# 21. Reinforcement Learning

Implement a passive learning agent in a simple environment, such as the $4\times 3$ world. For the case of an initially unknown environment model, compare the learning performance of the direct utility estimation, TD, and ADP algorithms. Do the comparison for the optimal policy and for several random policies. For which do the utility estimates converge faster? What happens when the size of the environment is increased? (Try environments with and without obstacles.)

Chapter complex-decisions-chapter defined a
**proper policy** for an MDP as one that is
guaranteed to reach a terminal state. Show that it is possible for a
passive ADP agent to learn a transition model for which its policy $\pi$
is improper even if $\pi$ is proper for the true MDP; with such models,
the POLICY-EVALUATION step may fail if $\gamma1$. Show that this problem cannot
arise if POLICY-EVALUATION is applied to the learned model only at the end of a trial.

Starting with the passive ADP agent,
modify it to use an approximate ADP algorithm as discussed in the text.
Do this in two steps:

1. Implement a priority queue for adjustments to the utility estimates.
Whenever a state is adjusted, all of its predecessors also become
candidates for adjustment and should be added to the queue. The
queue is initialized with the state from which the most recent
transition took place. Allow only a fixed number of adjustments.
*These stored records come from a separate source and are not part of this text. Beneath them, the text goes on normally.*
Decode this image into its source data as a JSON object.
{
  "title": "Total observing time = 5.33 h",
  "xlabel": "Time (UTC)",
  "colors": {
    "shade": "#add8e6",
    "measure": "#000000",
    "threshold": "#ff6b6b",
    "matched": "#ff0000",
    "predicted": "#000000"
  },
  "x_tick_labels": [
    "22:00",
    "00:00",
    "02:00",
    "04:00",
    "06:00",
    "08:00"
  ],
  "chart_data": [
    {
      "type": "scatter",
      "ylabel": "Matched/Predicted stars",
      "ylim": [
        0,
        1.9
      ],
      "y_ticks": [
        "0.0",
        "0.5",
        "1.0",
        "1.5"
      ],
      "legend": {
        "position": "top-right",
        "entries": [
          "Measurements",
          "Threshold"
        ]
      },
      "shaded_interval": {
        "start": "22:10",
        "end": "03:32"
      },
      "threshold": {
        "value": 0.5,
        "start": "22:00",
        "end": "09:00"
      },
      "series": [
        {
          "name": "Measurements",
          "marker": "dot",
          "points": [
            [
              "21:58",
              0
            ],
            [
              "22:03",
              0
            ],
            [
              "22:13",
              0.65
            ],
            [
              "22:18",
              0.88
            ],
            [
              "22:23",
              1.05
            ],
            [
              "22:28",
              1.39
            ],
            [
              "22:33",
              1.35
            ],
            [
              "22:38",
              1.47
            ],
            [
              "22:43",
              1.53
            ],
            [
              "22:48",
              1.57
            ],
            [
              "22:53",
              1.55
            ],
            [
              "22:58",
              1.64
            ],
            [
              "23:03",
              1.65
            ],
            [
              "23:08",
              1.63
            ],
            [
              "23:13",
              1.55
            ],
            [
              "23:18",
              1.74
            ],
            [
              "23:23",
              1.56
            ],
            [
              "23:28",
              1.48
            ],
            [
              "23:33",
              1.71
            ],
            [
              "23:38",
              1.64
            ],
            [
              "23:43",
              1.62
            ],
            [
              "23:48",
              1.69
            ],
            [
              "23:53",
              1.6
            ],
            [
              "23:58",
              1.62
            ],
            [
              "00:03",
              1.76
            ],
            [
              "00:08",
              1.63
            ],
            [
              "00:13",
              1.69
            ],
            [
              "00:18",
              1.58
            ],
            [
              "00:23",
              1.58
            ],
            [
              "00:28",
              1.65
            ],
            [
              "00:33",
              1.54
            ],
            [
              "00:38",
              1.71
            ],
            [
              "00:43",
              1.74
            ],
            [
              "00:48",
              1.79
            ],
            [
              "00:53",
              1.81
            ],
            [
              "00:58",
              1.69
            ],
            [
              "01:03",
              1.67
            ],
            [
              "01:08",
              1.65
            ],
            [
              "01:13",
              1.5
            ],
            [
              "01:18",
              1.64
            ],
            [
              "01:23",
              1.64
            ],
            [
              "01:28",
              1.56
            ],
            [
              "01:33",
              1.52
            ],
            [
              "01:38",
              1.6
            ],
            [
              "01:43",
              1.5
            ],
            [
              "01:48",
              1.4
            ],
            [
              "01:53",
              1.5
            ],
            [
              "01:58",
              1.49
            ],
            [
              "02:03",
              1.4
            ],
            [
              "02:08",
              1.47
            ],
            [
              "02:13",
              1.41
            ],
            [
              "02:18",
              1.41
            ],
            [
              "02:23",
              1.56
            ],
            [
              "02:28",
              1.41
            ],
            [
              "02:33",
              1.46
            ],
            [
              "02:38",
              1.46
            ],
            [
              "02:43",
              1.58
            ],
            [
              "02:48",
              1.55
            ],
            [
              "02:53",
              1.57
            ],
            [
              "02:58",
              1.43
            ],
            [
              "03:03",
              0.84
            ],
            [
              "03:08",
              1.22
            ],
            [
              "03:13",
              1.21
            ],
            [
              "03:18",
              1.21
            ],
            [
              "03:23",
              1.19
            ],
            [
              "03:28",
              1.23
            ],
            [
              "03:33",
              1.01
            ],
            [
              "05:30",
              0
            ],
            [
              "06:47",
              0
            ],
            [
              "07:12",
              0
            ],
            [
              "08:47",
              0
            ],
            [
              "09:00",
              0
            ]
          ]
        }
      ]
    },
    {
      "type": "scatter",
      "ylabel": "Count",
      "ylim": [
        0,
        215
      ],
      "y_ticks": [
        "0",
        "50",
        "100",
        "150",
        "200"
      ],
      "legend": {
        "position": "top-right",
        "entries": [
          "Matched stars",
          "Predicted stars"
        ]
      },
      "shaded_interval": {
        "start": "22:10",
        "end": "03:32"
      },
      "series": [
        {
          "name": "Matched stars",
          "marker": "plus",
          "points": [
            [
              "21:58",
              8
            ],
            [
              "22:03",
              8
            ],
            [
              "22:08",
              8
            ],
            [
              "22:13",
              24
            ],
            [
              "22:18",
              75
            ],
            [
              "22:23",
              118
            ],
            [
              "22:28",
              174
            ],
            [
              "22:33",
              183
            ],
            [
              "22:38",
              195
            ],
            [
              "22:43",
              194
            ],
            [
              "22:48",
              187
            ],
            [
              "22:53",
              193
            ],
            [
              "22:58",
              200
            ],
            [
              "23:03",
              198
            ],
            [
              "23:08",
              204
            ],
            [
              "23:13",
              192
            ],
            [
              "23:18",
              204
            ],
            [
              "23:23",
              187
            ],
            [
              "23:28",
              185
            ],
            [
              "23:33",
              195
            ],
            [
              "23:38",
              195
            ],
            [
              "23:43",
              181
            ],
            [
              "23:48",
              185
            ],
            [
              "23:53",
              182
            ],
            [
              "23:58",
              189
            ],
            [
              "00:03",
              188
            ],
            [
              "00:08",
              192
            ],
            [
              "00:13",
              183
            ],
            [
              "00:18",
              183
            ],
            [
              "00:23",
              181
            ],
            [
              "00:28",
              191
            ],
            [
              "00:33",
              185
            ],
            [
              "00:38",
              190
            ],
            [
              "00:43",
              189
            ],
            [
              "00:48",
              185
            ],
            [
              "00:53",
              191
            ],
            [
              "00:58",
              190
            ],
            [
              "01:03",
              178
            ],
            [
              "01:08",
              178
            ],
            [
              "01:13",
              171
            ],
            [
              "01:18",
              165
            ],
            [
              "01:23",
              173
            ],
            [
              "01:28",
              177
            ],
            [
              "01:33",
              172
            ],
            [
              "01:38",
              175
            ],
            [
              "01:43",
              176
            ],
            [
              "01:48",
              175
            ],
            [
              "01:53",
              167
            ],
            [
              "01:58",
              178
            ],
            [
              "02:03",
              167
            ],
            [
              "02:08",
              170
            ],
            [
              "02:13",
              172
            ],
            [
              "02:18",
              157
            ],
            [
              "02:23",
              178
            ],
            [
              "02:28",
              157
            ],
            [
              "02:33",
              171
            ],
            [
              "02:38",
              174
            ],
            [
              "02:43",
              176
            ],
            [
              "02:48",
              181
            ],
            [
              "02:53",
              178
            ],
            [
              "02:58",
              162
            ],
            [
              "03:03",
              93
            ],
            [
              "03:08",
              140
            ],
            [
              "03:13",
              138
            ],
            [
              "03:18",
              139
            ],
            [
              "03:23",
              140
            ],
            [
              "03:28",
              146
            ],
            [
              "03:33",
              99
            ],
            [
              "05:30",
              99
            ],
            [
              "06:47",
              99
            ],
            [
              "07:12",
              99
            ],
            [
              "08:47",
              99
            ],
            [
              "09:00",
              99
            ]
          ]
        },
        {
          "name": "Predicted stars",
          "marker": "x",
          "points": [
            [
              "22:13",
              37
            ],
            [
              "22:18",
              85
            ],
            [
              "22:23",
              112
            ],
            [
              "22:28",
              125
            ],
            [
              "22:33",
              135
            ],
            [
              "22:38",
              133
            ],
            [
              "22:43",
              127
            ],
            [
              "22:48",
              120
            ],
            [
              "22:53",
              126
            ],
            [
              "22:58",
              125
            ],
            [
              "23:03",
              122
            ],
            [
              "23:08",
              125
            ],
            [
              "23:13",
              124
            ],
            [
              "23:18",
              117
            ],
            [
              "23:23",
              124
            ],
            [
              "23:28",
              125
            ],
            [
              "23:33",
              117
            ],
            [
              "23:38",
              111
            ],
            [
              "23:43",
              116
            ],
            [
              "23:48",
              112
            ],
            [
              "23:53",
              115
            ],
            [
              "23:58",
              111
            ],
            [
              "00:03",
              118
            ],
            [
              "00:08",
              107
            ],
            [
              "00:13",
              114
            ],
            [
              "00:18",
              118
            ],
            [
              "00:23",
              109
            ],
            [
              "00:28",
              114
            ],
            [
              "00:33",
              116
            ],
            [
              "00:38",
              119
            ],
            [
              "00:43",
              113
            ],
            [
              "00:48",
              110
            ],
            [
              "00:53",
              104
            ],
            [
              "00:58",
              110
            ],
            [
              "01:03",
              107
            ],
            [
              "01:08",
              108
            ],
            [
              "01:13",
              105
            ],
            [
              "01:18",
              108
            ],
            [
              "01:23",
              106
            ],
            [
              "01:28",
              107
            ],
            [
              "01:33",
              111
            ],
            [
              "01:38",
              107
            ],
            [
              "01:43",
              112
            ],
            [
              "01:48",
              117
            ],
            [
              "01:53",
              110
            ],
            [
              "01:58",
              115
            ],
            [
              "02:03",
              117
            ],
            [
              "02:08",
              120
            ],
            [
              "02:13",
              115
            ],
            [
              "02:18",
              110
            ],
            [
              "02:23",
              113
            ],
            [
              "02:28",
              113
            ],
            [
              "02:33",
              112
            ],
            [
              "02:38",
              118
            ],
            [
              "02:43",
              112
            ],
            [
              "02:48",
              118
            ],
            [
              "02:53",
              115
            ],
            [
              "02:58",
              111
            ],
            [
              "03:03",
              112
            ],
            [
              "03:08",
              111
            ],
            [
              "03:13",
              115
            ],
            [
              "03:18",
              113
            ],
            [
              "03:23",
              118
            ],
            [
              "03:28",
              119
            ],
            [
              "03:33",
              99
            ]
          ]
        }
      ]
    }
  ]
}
2. Experiment with various heuristics for ordering the priority queue,
examining their effect on learning rates and computation time.

The direct utility estimation method in Section passive-rl-section uses distinguished terminal states to indicate the end of a trial. How could it be modified for environments with discounted rewards and no terminal states?

Write out the parameter update equations for TD learning with $$\hat{U}(x,y) = \theta_0 + \theta_1 x + \theta_2 y + \theta_3\,\sqrt{(x-x_g)^2 + (y-y_g)^2}\ .$$

Adapt the vacuum world (Chapter agents-chapter for reinforcement learning by including rewards for squares being clean. Make the world observable by providing suitable percepts. Now experiment with different reinforcement learning agents. Is function approximation necessary for success? What sort of approximator works for this application?

Implement an exploring reinforcement learning
agent that uses direct utility estimation. Make two versions—one with a
tabular representation and one using the function approximator in
Equation (4x3-linear-approx-equation). Compare their
performance in three environments:

1. The $4\times 3$ world described in the chapter.

2. A ${10}\times {10}$ world with no obstacles and a +1 reward
at (10,10).

3. A ${10}\times {10}$ world with no obstacles and a +1 reward
at (5,5).

Devise suitable features for reinforcement learning in stochastic grid worlds (generalizations of the $4\times 3$ world) that contain multiple obstacles and multiple terminal states with rewards of $+1$ or $-1$.

Extend the standard game-playing environment (Chapter game-playing-chapter) to incorporate a reward signal. Put two reinforcement learning agents into the environment (they may, of course, share the agent program) and have them play against each other. Apply the generalized TD update rule (Equation (generalized-td-equation)) to update the evaluation function. You might wish to start with a simple linear weighted evaluation function and a simple game, such as tic-tac-toe.

Compute the true utility function and the best linear
approximation in $x$ and $y$ (as in
Equation (4x3-linear-approx-equation)) for the
following environments:

1. A ${10}\times {10}$ world with a single $+1$ terminal state
at (10,10).

2. As in (a), but add a $-1$ terminal state at (10,1).

3. As in (b), but add obstacles in 10 randomly selected squares.

4. As in (b), but place a wall stretching from (5,2) to (5,9).

5. As in (a), but with the terminal state at (5,5).

The actions are deterministic moves in the four directions. In each
case, compare the results using three-dimensional plots. For each
environment, propose additional features (besides $x$ and $y$) that
would improve the approximation and show the results.

Implement the REINFORCE and PEGASUS algorithms and apply them to the $4\times 3$ world, using a policy family of your own choosing. Comment on the results.

Investigate the application of reinforcement learning ideas to the modeling of human and animal behavior.

Is reinforcement learning an appropriate abstract model for evolution? What connection exists, if any, between hardwired reward signals and evolutionary fitness?